Tim Organisasi Perangkat Daerah (OPD) Provinsi Sumut turut hadir, dipimpin oleh Kadis Kominfo Sumut Erwin Hotmansyah Harahap. Kehadiran mereka menjadi bagian dari upaya menjaring aspirasi masyarakat sebagai bahan perencanaan pembangunan dan penyusunan anggaran tahun depan.
Anggota DPRD Sumut Fatimah mengungkapkan, hasil reses di Kota Binjai mencatat empat kebutuhan mendesak. Pertama, penyediaan lapangan pekerjaan. Kedua, penanganan banjir yang kerap melanda sejumlah kawasan. Ketiga, peningkatan infrastruktur jalan, terutama ruas jalan provinsi. Keempat, jaminan kesehatan bagi warga.
"Kami berharap pada tahun 2027 anggaran kita tidak lagi mengalami efisiensi ketat, sehingga porsi untuk pembangunan Kota Binjai, bantuan rumah ibadah, dan sekolah keagamaan dapat dialokasikan lebih maksimal," ujar Fatimah dalam pernyataannya.

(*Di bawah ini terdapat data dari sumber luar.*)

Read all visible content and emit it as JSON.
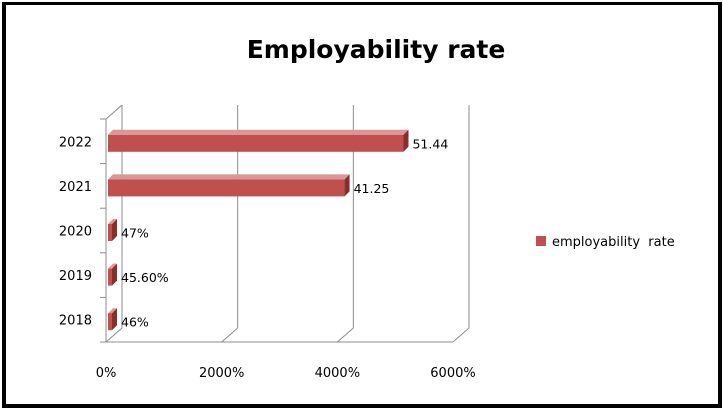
{
  "chart_data": {
    "type": "bar",
    "orientation": "horizontal",
    "three_d": true,
    "title": "Employability rate",
    "xlabel": "",
    "ylabel": "",
    "categories": [
      "2018",
      "2019",
      "2020",
      "2021",
      "2022"
    ],
    "series": [
      {
        "name": "employability  rate",
        "color": "#c0504d",
        "values": [
          0.46,
          0.456,
          0.47,
          41.25,
          51.44
        ],
        "data_labels": [
          "46%",
          "45.60%",
          "47%",
          "41.25",
          "51.44"
        ]
      }
    ],
    "xlim": [
      0,
      60
    ],
    "x_ticks": [
      0,
      20,
      40,
      60
    ],
    "x_tick_labels": [
      "0%",
      "2000%",
      "4000%",
      "6000%"
    ],
    "grid": "vertical",
    "legend_position": "right"
  }
}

Di tengah berbagai keterbatasan akibat efisiensi anggaran pada 2025 dan 2026, Fatimah mengapresiasi capaian Pemerintah Kota Binjai. Berdasarkan evaluasi DPRD Sumut, angka kemiskinan di kota itu terus menunjukkan tren penurunan sepanjang dua tahun terakhir.
"Di saat banyak daerah mengalami stagnasi, angka kemiskinan di Kota Binjai justru menunjukkan tren yang terus menurun. Ini bukti bahwa program penanggulangan kemiskinan berjalan efektif di lapangan," tambahnya.
Menanggapi keluhan Pemko Binjai soal kerusakan sejumlah ruas jalan provinsi, termasuk Jalan Pajak Bawah, tim reses DPRD Sumut menyatakan siap mengawal usulan tersebut. Jalan provinsi yang melintasi Binjai hingga perbatasan Kabupaten Langkat diharapkan mendapat porsi anggaran khusus pada 2027.
Walikota Binjai Amir Hamzah menekankan posisi strategis daerahnya sebagai kota penyangga utama Medan. Dengan luas wilayah 90,23 kilometer persegi dan populasi sekitar 330 ribu jiwa yang terdiri dari 19 etnis, Binjai terus berupaya menghadirkan pembangunan yang bermanfaat.
Amir menyebut sejumlah program prioritas saat ini, antara lain penanganan kawasan rawan banjir melalui penataan dan evakuasi berkala, percepatan perbaikan ruas jalan provinsi, serta penguatan administrasi perpajakan bersama Badan Pendapatan Daerah (Bapenda). Optimalisasi Pajak Kendaraan Bermotor (PKB) bagi aparatur sipil negara (ASN) juga digencarkan untuk meningkatkan pendapatan asli daerah.
Ketua Tim Reses Dapil XII Ajie Karim menegaskan seluruh aspirasi yang dihimpun akan dibawa ke rapat paripurna DPRD Sumut sebagai rekomendasi kepada pemprov. Melalui sinergi antara DPRD Sumut, Pemprov Sumut, dan Pemko Binjai, perbaikan infrastruktur jalan diharapkan mampu meningkatkan konektivitas wilayah, memperlancar mobilitas warga dan distribusi barang, serta mendorong pertumbuhan ekonomi di Kota Binjai.